By Jeffrey A. Roberts
CFOIC Executive Director
Concerned the measure would “act as an impediment to legitimate challenges to open meetings,” Gov. Jared Polis on Tuesday vetoed a heavily amended bill that would have barred pro se litigants who sue over executive sessions from collecting legal fees if they prevailed in court.
As introduced, House Bill 23-1259 would have allowed school boards and other local public bodies to “cure” an inadequately announced closed-door meeting at a subsequent meeting, and anyone who unsuccessfully challenged an executive session announcement in court would have been liable for the government’s court costs and attorney fees.
The Colorado Freedom of Information Coalition argued the bill diminished local government transparency and created a risky financial barrier for anyone interested in filing an accountability lawsuit over whether a local public body announced a closed-door meeting with enough specificity.
Eventually, CFOIC helped persuade lawmakers to rewrite the measure, leaving only the provision affecting pro se litigants such as a Pagosa Springs lawyer who has represented himself in 46 open-government lawsuits over the past three years, often settling with school districts and other local governments for amounts of about $3,000.

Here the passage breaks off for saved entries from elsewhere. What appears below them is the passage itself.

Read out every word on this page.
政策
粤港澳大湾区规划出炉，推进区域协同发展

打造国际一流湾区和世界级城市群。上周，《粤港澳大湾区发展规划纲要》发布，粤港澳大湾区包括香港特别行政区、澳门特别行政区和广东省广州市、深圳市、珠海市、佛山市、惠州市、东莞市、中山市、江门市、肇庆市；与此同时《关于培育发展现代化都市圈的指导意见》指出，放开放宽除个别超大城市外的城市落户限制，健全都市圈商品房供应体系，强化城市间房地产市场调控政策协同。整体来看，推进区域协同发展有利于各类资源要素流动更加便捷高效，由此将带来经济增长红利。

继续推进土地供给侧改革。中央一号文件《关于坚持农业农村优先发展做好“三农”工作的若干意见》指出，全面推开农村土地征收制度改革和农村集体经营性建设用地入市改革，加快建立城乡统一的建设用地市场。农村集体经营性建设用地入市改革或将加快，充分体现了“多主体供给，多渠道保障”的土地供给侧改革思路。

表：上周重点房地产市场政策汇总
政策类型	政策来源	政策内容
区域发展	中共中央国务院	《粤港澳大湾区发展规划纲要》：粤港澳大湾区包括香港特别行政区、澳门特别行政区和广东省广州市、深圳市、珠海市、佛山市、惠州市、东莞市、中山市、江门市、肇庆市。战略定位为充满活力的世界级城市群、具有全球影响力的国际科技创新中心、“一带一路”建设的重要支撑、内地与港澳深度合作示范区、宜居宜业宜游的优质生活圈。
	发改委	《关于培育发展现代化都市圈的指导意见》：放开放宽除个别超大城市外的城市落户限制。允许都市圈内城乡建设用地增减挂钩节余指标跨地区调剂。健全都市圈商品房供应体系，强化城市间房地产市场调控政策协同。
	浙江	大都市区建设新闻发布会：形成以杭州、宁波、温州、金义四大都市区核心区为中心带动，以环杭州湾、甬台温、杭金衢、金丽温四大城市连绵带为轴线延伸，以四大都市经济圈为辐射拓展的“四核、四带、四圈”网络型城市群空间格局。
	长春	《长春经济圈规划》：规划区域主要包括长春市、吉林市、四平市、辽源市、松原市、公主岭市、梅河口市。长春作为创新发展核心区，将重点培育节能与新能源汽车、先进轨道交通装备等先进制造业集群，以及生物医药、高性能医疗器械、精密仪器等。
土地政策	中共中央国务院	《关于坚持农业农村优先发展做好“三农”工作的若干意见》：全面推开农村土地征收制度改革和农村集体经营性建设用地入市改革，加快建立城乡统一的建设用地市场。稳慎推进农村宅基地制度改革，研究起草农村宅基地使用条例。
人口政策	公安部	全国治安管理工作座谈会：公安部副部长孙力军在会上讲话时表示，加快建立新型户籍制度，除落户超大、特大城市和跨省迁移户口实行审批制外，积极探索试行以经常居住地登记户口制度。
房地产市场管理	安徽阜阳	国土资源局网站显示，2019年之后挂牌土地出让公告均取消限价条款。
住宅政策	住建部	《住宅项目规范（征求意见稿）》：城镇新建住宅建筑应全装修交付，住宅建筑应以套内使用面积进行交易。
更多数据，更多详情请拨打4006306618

In his veto message, Polis noted that the Colorado Open Meetings Law requires the awarding of court costs and attorney fees to anyone who prevails in a lawsuit. The bill would have created a narrow exception for plaintiffs who represent themselves in court.
“I am concerned that the provisions of HB 23-1259 may act as an impediment to legitimate challenges to open meetings and potentially result in instances of non-compliance by shifting the costs of the legal burden to those seeking the disclosures,” Polis wrote. “Colorado Open Meetings Law is clear and local public bodies have a responsibility to comply and meet certain requirements that ensure all Coloradans have access throughout the public process.”
“While I appreciate the bipartisan nature of this work and the thoughtful amendments towards the end of the legislative process, we should strive for increased transparency and accountability, not less transparency and accountability, throughout our democratic institutions,” the governor added.
Many of the lawsuits filed by Matt Roane, the Pagosa Springs attorney, concerned inadequate executive session announcements.
Since 2001, the open meetings law has required state and local public bodies to announce the topic of each executive session — prior to taking a vote to convene the private meeting — “in as much detail as possible without compromising the purpose for which the executive session is authorized.”
Mandating topic specificity provides community members with something more than a vague idea of why their elected officials are excluding them from a meeting. It gives the public a way to police whether public bodies might be straying from the law, and it gives public officials a framework for avoiding confidential discussions of unauthorized topics.
A lawsuit filed by six news organizations in April asks a judge to invalidate a five-hour March 23 executive session convened by the Denver school board — and release the recording of that meeting — in part because the board did not announce to the public it would be discussing behind closed doors the district’s safety policy and the reinstatement of police officers in schools. The lawsuit also alleges the DPS board violated the open meetings law by making a policy decision in secret, the day after a shooting at East High School.